Dans le domaine de la préfabrication, Ratti n’expérimente pas seulement avec le bois, mais aussi avec un nouveau matériau circulaire mis au point par la société chinoise Broad Sustainable Building (BSB). Ce matériau joue par exemple un rôle central dans l’un de ses derniers projets: la tour de courts de tennis Playscraper qui peut être réorganisée et déplacée en cas de besoin. 

Cette structure légère en sandwich en acier inoxydable est entièrement réutilisable et recyclable. Le projet peut se targuer d’apporter de nombreux d’avantages et de réduire les déchets et le temps de construction (car la tour est préfabriquée à 90%). Un chantier plus court réduit également la pollution sonore. Par ailleurs, la tour est entièrement réutilisable et recyclable. 
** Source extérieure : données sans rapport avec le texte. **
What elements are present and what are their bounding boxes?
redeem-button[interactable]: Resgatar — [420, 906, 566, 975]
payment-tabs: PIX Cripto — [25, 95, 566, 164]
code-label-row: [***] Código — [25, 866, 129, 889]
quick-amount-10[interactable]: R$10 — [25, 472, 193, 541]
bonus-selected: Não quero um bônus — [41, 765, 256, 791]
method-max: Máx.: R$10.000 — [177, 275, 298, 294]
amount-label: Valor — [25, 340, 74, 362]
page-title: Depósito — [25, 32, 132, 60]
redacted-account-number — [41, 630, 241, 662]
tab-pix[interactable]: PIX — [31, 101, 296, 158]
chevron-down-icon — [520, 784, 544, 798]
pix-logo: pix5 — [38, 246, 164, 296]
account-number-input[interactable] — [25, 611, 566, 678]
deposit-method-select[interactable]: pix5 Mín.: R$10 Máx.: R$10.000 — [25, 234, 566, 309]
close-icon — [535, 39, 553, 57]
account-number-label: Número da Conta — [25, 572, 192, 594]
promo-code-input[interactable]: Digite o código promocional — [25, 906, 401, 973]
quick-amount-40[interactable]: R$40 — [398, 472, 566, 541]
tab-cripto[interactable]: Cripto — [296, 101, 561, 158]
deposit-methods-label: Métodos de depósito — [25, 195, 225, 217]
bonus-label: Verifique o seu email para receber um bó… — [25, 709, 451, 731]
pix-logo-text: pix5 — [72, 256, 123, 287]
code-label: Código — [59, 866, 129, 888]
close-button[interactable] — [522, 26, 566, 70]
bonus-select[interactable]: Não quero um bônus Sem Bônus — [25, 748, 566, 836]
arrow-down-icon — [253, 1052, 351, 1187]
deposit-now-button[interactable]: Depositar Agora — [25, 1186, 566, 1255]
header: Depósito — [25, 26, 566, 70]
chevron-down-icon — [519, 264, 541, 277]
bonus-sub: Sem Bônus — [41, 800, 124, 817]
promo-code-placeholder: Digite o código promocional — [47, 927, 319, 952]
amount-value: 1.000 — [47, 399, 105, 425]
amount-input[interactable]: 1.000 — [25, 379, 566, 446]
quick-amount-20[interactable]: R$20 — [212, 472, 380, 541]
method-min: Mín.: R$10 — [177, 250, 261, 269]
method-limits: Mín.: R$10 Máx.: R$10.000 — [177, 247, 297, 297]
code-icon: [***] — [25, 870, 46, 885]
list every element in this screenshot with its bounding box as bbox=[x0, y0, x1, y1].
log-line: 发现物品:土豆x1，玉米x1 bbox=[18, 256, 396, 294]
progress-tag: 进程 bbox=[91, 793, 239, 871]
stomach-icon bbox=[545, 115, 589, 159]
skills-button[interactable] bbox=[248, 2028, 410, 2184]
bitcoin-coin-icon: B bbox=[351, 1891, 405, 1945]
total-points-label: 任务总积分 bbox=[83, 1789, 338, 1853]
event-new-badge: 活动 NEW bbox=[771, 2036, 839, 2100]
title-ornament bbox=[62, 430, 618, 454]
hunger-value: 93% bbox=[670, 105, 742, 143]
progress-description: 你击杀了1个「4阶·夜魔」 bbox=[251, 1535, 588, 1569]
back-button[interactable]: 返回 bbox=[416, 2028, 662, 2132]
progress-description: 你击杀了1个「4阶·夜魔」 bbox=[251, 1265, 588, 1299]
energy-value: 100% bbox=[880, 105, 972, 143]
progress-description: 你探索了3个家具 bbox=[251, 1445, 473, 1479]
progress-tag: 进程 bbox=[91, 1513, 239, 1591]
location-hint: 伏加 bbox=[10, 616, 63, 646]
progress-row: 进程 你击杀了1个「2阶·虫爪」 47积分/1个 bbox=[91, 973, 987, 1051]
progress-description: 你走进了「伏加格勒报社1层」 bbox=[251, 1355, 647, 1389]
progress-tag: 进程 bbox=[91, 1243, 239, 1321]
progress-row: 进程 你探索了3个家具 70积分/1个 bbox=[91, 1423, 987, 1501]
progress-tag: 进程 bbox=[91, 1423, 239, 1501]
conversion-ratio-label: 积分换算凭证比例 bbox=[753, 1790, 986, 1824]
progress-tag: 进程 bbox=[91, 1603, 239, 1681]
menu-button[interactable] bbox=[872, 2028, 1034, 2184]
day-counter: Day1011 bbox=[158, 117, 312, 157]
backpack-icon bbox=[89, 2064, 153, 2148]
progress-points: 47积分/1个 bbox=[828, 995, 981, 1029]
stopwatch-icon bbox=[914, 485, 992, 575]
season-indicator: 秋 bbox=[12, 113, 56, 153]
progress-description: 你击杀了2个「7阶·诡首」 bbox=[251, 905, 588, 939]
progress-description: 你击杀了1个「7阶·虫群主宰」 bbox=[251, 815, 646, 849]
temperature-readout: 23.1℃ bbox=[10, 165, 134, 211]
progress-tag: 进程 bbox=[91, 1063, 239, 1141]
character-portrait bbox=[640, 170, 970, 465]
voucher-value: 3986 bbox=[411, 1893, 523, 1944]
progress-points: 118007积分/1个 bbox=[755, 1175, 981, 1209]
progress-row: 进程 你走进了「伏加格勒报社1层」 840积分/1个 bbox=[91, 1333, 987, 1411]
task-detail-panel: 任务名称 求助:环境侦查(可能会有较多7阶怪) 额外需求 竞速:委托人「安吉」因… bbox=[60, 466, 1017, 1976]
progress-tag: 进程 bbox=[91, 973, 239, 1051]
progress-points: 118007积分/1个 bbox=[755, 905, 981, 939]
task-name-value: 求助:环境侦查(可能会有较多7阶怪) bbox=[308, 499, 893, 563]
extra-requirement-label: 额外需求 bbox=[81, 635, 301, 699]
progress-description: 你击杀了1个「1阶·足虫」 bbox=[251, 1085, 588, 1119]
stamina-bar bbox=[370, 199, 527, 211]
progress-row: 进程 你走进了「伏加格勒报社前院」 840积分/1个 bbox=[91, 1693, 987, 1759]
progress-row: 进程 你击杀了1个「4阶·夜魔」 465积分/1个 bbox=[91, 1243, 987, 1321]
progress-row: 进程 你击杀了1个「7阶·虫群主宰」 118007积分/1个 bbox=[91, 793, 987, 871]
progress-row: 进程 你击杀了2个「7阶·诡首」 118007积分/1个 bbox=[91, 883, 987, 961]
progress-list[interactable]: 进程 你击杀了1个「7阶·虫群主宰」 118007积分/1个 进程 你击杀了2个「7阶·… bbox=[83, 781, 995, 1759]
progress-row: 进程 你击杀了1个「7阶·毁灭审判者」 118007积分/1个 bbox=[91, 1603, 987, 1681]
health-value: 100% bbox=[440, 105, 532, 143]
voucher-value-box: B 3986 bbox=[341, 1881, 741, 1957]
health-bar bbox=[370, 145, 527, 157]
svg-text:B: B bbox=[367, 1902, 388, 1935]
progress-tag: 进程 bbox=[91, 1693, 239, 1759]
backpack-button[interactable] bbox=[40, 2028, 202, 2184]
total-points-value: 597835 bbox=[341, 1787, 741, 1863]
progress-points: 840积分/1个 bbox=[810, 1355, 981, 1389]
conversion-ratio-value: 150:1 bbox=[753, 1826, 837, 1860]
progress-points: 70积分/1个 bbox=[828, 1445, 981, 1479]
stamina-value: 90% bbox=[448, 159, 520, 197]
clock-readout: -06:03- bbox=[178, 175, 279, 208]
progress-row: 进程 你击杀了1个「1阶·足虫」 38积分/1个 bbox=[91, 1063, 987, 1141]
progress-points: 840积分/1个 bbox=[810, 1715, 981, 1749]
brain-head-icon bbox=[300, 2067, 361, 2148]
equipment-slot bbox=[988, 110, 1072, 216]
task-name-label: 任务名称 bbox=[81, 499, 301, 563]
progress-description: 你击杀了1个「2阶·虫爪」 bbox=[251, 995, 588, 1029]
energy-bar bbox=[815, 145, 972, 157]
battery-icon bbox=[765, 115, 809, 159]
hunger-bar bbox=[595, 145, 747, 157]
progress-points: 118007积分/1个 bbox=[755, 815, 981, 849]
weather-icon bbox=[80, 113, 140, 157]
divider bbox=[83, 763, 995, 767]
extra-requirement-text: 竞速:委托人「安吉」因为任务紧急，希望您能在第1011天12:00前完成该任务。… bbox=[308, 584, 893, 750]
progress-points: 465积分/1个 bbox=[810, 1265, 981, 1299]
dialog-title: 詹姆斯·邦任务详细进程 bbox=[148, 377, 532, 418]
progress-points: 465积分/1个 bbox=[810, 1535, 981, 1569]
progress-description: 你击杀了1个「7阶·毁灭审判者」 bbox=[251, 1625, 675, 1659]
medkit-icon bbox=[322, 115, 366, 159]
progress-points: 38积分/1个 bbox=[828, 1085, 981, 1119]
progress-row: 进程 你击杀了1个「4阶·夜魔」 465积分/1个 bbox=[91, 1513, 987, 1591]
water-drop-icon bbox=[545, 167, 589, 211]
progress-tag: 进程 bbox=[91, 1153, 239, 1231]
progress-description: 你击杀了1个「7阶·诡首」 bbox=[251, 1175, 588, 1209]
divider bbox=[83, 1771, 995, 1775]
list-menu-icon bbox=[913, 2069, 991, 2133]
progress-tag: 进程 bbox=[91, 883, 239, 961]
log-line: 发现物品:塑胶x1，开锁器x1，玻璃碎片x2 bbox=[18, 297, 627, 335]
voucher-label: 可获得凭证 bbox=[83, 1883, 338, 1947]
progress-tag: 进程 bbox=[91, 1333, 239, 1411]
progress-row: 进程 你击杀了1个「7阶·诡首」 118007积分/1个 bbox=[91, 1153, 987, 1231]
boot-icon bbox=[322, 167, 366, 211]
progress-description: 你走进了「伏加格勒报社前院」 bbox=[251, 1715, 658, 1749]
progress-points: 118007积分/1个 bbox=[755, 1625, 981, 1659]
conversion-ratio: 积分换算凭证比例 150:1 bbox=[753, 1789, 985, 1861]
«Grâce à la numérisation, nous sommes en mesure d’éliminer beaucoup de choses qui ne fonctionnent pas dans le domaine de la construction. C’est ce qui s’est passé il y a une vingtaine d'années dans le secteur des compagnies aériennes», indique Ratti. 

Le Boston Consulting Group estime que la numérisation à grande échelle permettrait d’économiser jusqu’à 1 700 milliards de dollars de coûts par an pour le BTP et de réduire considérablement les retards.